El miedo siempre había estado al final de su lista de sentimientos disponibles, y ahora que se veía frente a él, no podía negarlo, le estaba gustando ese miedo; se estaba deformando en una clase rara de adrenalina provocada. El hombre había matado a Dulce Amor quien sabe cuantos días atrás y solo ella contaba con esa maravillosa verdad.
Las llaves tintinearon en las manos nerviosas de Carlos antes de que éste y su temblor, pudieran concentrarse en la ranura asimétrica de la puerta.
La casa olía terrible: algo seco y a la vez mojado, fácilmente podría haber sido el aire aislado y respirado durante varios días por cosas sin vida.
Carlos siguió caminando delante de ella, como un fiel lazarillo. Cruzaron la cocina, la primera estancia, un pasillo con sus cuartos a ambos lados y al final, justo después del baño, se vislumbró un escritorio resaltando en un cuarto vestido de verde oscuro y caoba.

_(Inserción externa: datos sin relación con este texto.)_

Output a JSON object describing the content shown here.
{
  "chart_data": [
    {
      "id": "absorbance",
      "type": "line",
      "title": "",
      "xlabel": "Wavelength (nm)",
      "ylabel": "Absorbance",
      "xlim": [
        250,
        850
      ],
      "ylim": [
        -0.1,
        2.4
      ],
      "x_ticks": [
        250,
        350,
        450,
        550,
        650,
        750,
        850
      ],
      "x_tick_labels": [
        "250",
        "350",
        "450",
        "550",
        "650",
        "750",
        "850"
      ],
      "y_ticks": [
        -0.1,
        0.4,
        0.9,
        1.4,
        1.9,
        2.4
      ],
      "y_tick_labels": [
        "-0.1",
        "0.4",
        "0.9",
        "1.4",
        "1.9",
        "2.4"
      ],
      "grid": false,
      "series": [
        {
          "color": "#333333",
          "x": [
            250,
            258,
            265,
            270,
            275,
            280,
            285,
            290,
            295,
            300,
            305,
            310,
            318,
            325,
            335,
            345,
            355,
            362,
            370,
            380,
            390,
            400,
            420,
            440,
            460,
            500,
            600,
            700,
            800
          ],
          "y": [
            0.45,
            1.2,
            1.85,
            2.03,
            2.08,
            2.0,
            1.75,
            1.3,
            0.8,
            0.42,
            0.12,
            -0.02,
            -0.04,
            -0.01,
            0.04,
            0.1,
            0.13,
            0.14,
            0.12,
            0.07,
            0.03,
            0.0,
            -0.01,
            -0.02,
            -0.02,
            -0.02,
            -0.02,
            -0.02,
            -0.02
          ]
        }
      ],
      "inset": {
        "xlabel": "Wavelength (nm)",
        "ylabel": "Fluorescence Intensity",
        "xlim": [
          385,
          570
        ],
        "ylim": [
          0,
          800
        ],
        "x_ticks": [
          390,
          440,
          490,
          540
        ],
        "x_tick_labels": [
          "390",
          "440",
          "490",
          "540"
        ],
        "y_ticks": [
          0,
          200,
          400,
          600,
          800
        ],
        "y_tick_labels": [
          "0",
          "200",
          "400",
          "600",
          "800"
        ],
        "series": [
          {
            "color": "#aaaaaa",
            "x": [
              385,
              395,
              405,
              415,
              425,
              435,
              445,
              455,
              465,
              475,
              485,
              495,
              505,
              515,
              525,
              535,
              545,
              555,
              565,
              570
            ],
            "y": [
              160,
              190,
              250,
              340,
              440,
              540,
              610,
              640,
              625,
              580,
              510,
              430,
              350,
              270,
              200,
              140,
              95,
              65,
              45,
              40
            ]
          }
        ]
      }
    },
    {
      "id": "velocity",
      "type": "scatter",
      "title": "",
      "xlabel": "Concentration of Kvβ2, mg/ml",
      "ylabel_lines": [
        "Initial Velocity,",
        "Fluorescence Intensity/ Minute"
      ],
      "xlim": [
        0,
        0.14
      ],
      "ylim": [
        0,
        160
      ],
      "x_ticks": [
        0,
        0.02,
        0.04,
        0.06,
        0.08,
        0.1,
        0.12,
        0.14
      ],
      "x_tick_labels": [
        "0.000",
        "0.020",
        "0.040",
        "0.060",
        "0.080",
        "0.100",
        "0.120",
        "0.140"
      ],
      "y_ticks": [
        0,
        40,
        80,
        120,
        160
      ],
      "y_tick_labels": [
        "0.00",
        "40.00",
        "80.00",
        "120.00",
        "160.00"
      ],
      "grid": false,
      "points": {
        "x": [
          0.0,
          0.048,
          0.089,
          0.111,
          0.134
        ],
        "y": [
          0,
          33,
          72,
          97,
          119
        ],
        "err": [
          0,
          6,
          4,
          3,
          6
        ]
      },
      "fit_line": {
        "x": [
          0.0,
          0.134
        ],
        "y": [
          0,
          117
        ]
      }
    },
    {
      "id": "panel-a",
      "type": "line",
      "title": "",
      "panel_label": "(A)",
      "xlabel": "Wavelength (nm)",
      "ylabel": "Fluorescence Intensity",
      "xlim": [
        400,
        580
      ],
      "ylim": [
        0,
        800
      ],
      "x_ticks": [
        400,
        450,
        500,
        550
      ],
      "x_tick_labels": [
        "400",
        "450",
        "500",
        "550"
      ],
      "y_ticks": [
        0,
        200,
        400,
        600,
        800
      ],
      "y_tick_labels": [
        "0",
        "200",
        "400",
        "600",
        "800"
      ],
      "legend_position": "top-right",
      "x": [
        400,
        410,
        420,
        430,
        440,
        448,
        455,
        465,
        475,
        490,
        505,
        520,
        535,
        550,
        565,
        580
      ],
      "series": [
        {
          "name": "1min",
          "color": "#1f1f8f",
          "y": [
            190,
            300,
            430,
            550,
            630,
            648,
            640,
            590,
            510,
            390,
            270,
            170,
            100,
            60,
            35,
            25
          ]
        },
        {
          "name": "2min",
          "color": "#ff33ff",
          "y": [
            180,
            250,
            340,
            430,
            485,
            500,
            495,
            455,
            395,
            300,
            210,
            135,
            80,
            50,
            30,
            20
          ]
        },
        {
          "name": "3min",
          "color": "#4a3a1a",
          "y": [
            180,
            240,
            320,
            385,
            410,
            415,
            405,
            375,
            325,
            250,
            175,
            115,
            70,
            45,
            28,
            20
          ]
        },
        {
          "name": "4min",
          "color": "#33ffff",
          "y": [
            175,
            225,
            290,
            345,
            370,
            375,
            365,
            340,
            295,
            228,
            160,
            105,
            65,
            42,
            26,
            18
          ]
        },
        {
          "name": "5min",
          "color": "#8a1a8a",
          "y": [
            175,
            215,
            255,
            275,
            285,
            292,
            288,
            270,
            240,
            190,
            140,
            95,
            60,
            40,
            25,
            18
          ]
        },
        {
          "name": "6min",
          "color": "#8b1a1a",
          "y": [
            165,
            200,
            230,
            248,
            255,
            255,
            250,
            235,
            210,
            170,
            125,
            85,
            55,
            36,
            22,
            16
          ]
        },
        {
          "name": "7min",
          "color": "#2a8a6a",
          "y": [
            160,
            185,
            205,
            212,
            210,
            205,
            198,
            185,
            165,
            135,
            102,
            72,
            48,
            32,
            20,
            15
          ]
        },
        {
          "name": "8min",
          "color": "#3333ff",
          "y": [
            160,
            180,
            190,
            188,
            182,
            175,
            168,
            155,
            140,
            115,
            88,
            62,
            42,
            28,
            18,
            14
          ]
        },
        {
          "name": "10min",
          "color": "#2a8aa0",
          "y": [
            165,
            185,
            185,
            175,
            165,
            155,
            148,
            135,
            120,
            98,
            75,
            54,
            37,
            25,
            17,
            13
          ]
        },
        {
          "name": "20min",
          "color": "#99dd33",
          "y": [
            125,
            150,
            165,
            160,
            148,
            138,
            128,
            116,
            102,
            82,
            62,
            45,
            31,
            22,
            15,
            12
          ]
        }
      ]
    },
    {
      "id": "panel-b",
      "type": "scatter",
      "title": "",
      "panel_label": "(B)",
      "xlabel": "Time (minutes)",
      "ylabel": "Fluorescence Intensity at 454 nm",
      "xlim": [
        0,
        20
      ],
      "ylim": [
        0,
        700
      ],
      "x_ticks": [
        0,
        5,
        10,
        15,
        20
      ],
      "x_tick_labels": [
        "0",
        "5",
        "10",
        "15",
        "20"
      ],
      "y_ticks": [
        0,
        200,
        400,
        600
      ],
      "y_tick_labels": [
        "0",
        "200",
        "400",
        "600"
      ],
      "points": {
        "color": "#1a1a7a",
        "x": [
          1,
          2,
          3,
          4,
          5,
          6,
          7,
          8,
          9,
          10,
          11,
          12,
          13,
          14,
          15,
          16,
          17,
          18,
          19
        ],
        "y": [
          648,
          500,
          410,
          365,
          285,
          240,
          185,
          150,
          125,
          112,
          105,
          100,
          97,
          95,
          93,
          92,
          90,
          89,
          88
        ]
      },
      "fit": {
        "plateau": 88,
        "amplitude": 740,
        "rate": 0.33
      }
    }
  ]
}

Y solo en ese instante fue cuando Carlos volteó a mirarla; la euforia contenida se le anexó en la expresión, en la respiración, en la sonrisa que se ensanchaba muy lentamente…tomándose su tiempo, calculando, recordando, imaginando.
Dulce Amor había muerto, es cierto, pero ahora que lo pensaba mejor, fue la opción perfecta, quizá incluso lo mereciera.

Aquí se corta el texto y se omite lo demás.